Accusé de viols, l'intellectuel musulman Tariq Ramadan espérait obtenir l'annulation de ses mises en examen en dénonçant des contradictions dans le récit des plaignantes, mais les juges ont rejeté le 20 juillet sa demande.
L'islamologue de 55 ans, qui conteste vigoureusement les accusations qui le visent, est mis en examen pour «viol» et «viol sur personne vulnérable», après les plaintes déposées par Henda Ayari, une ancienne salafiste devenue une militante laïque, et une femme surnommée Christelle par les médias. Il est incarcéré depuis le 2 février dans cette affaire qui a fait chuter cette figure aussi populaire que controversée de l'islam en Europe.
Les indices graves ou concordants qui ont présidé à la mise en examen de Tariq Ramadan subsistent
Dans une ordonnance de trois pages datée du 19 juillet, dont a eu connaissance l'AFP, les juges écrivent qu'Henda Ayari a eu des déclarations «hésitantes» quant à la date et au lieu du viol présumé. Mais, selon eux, «les indices graves ou concordants qui ont présidé à la mise en examen de Tariq Ramadan subsistent». Ils considèrent dès lors «prématurée» une annulation de la mise en examen, puisque des investigations sont toujours en cours.
Dans sa plainte initiale, en octobre 2017, Henda Ayari affirmait avoir été violée au début du printemps 2012, dans un hôtel de l'Est parisien. Elle avait ensuite fait évoluer son récit, évoquant alors la date du 26 mai 2012 et un lieu précis : l'hôtel Crowne Plaza de la place de la République.
Mais les récentes investigations ont mis au jour qu'elle se trouvait à cette date à Rouen, au mariage de son demi-frère. Le 19 juillet, lors de sa première confrontation avec celui qu'elle accuse, elle avait dit ne pas pouvoir donner une date précise pour les faits présumés.
Les juges estiment exacts les éléments fournis par la seconde victime
«Je me réjouis que les juges, qui connaissent le dossier, maintiennent la mise en examen de Tariq Ramadan», a réagi auprès de l'AFP Me Francis Szpiner, l'un des avocats d'Henda Ayari. «Cela clôt la séquence des petites manipulations et des intoxications médiatiques. Contrairement au triomphalisme de la défense d'hier, nous nous en tenons, nous, au dossier et à la vérité factuelle», a ajouté Me Jonas Haddad, qui est également son conseil.

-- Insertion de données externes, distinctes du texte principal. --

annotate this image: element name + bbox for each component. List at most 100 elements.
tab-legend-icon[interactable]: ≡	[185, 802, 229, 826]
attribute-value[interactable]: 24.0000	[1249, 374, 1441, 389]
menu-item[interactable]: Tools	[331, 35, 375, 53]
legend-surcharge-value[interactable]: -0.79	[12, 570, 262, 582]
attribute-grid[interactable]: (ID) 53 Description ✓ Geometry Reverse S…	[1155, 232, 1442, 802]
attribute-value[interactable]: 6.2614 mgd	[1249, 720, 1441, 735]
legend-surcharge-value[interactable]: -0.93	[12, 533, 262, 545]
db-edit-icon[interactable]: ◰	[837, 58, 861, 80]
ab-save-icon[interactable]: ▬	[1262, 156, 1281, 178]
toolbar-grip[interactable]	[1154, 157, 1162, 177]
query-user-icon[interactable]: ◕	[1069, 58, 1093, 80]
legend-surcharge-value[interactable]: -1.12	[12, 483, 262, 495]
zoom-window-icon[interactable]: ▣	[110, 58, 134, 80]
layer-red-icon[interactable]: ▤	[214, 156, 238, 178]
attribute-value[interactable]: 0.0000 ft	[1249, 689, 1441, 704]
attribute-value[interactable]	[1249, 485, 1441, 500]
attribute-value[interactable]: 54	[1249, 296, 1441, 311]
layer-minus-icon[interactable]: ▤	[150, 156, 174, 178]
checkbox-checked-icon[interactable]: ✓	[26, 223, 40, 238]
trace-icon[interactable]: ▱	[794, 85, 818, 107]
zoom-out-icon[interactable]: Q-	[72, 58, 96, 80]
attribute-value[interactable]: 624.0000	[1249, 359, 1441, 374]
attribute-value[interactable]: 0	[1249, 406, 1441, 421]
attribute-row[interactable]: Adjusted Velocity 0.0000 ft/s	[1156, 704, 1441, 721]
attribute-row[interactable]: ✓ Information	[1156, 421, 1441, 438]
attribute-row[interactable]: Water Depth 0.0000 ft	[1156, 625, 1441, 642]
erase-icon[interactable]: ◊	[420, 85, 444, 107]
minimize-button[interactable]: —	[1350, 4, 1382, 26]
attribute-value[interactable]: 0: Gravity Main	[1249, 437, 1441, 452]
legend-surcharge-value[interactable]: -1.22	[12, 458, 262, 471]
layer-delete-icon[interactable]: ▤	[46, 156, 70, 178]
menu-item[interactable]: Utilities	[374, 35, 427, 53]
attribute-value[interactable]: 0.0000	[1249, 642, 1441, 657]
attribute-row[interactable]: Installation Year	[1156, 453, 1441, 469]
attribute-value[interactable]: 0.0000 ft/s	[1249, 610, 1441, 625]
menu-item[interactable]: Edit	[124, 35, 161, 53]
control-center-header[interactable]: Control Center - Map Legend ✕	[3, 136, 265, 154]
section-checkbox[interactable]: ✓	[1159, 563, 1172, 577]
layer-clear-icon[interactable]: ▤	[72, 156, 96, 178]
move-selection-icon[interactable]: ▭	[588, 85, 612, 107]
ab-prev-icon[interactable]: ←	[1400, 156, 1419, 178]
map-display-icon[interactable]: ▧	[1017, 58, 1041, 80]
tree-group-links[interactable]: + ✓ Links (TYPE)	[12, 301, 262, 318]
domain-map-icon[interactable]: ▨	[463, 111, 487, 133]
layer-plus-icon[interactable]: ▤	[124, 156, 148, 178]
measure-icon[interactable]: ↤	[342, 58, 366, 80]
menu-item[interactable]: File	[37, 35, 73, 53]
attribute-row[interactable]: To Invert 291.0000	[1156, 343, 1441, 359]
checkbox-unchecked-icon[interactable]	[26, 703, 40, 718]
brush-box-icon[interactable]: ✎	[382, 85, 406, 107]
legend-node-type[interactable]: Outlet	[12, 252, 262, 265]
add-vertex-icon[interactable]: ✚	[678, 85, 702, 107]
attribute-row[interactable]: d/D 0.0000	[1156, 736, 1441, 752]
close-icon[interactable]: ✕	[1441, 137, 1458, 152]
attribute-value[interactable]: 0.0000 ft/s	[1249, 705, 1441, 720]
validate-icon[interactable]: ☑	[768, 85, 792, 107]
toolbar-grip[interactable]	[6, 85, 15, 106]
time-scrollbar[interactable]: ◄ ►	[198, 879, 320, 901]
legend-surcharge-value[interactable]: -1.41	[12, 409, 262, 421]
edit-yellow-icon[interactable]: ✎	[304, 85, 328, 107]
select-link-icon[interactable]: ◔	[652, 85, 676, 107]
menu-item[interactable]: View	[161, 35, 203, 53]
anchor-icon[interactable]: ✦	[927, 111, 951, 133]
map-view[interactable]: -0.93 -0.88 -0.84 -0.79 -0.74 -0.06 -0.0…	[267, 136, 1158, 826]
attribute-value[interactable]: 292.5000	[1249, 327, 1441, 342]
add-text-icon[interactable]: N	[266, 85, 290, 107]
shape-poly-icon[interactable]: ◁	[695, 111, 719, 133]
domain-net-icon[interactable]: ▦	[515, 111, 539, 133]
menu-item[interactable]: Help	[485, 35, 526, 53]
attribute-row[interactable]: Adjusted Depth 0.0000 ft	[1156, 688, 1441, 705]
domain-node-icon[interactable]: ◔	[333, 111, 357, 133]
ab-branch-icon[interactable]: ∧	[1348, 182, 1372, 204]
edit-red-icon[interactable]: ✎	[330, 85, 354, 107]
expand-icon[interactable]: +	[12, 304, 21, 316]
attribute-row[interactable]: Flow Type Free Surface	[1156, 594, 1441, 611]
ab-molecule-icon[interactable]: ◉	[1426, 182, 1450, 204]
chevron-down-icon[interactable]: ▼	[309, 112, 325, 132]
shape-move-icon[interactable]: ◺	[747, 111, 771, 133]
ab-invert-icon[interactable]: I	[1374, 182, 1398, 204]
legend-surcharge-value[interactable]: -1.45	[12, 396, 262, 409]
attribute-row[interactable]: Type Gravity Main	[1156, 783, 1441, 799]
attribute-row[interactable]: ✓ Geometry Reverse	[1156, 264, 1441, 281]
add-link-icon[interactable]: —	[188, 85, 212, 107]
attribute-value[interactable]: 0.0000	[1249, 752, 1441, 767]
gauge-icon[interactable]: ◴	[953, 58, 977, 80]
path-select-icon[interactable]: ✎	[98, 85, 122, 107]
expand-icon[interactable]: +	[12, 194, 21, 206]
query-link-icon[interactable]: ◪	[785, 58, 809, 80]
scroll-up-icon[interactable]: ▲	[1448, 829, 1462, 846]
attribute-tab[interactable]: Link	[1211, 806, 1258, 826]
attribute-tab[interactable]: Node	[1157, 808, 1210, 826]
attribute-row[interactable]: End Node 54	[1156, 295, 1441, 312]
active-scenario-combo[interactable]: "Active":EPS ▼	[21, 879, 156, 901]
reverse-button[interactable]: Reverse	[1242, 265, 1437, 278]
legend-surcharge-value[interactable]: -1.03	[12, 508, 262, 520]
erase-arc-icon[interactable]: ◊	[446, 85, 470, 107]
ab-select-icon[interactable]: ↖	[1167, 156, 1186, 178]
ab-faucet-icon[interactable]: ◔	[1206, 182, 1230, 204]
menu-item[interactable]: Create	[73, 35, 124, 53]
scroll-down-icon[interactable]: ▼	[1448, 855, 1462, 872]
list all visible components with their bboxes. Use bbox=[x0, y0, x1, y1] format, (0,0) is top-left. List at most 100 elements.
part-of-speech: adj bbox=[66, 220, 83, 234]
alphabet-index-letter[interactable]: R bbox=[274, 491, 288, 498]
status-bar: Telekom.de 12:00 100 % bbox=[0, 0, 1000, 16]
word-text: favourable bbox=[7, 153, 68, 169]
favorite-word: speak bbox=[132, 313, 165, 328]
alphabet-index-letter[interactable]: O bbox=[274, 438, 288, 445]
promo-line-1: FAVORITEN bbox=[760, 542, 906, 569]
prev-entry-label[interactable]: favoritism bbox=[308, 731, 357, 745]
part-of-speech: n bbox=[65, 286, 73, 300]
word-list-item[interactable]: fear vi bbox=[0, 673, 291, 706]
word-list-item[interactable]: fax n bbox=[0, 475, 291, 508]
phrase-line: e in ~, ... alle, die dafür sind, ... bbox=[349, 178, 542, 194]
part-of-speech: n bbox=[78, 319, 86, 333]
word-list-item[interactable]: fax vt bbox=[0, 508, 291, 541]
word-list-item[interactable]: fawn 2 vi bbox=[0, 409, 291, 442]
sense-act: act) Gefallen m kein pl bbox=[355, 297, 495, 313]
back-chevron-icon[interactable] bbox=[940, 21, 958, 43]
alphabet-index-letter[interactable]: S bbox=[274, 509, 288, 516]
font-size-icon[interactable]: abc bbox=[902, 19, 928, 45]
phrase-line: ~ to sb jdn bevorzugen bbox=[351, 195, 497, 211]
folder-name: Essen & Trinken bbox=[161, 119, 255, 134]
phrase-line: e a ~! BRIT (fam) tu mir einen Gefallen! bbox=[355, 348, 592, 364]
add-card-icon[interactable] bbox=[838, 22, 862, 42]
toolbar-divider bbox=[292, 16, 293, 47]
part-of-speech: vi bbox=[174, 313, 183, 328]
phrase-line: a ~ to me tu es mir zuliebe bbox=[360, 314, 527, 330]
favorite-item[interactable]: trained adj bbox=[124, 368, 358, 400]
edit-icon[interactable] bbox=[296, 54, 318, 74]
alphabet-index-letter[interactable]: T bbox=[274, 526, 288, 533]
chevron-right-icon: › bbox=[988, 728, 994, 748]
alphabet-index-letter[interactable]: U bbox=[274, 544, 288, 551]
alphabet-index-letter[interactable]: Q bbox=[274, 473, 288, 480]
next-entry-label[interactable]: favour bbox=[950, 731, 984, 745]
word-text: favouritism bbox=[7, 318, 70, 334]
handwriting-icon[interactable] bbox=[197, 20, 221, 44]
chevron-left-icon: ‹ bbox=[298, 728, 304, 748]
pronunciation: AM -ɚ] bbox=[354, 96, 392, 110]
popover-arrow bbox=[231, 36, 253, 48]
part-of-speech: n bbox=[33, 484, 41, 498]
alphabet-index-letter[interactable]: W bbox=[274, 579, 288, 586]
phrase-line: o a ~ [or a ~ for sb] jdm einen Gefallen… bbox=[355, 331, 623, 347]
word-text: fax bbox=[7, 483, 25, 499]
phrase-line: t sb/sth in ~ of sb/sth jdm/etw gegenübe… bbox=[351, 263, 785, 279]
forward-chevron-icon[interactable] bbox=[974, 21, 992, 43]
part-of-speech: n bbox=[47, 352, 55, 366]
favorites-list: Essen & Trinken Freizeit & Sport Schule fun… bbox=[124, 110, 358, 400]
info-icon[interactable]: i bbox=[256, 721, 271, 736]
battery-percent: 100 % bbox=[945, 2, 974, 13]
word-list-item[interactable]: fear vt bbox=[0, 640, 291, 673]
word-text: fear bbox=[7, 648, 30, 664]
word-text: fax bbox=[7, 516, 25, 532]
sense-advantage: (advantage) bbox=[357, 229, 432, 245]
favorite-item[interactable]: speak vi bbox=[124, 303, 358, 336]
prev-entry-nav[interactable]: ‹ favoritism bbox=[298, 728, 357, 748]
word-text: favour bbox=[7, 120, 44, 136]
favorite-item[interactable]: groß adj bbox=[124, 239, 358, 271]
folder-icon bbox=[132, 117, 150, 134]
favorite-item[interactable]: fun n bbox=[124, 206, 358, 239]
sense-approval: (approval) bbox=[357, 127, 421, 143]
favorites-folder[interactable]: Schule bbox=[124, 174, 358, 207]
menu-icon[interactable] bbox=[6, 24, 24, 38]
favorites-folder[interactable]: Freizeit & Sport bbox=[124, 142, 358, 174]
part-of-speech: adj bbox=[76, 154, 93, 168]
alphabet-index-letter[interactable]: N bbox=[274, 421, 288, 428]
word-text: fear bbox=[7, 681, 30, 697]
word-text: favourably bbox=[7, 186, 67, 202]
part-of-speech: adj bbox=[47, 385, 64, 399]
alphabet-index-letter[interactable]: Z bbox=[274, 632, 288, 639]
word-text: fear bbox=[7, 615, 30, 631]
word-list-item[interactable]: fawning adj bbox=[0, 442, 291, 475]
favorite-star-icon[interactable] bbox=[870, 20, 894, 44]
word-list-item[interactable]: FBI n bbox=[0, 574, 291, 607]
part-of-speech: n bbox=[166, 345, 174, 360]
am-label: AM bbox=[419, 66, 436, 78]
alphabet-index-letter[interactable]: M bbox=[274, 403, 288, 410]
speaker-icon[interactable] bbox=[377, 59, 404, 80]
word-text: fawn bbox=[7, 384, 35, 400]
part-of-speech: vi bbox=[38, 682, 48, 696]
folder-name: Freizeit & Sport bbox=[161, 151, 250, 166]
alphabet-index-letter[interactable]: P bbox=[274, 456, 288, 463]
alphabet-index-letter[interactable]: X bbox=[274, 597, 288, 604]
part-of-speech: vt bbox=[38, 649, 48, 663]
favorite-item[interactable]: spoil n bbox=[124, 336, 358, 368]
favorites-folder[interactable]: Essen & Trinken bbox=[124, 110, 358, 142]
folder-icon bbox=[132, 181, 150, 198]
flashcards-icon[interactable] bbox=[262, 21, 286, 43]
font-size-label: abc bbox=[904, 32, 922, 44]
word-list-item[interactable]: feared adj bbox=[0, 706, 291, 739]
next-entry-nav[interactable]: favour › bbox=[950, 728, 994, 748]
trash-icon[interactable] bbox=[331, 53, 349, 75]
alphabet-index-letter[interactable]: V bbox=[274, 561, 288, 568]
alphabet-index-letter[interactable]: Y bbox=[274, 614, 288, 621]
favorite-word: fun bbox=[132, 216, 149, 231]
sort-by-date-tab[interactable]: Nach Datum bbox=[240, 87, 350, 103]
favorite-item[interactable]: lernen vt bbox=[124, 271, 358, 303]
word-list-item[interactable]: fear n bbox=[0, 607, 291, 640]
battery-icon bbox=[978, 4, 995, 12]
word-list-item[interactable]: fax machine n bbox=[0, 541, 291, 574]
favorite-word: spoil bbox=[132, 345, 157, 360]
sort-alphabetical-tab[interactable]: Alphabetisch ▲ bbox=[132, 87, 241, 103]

En ce qui concerne Christelle, qui affirme avoir été violée le 9 octobre 2009 dans un hôtel à Lyon, les magistrats font valoir que les éléments matériels qu'elle a fournis «se sont révélés exacts» après les investigations, et que ses déclarations réitérées sont «circonstanciées et précises».
«Nous avons des motivations des juges qui nous confortent. Nous nous en réjouissons, même si nous n'étions pas inquiets. A travers cette décision, c'est la vérité du dossier qui apparaît», a déclaré à l'AFP Me Eric Morain, l'avocat de Christelle.
Contacté par l'AFP, Me Emmanuel Marsigny, l'avocat de Tariq Ramadan, n'était pas disponible pour réagir dans l'immédiat. Il avait annoncé le 19 juillet, après la confrontation, avoir déposé une nouvelle demande de remise en liberté de son client.
En garde à vue, l'islamologue, petit-fils du fondateur de la confrérie égyptienne islamiste des Frères musulmans, a reconnu avoir rencontré Henda Ayari et Christelle en public, une seule fois chacune selon lui, mais il a nié tout rapport sexuel.
En France, une troisième femme a porté plainte en mars contre le théologien : Mounia Rabbouj, une ancienne escort-girl, protagoniste du procès pour proxénétisme du Carlton aux côtés de Dominique Strauss-Kahn, affirme avoir été violée à neuf reprises en France, à Londres et à Bruxelles, de 2013 à 2014. Dans ce volet, Tariq Ramadan n'est pas mis en examen mais placé sous le statut intermédiaire de témoin assisté. Lors d'un interrogatoire en juin, il avait reconnu des relations sexuelles «consenties» avec elle.
A l'étranger, une quatrième femme a déposé une plainte contre lui, en Suisse, pour les mêmes faits.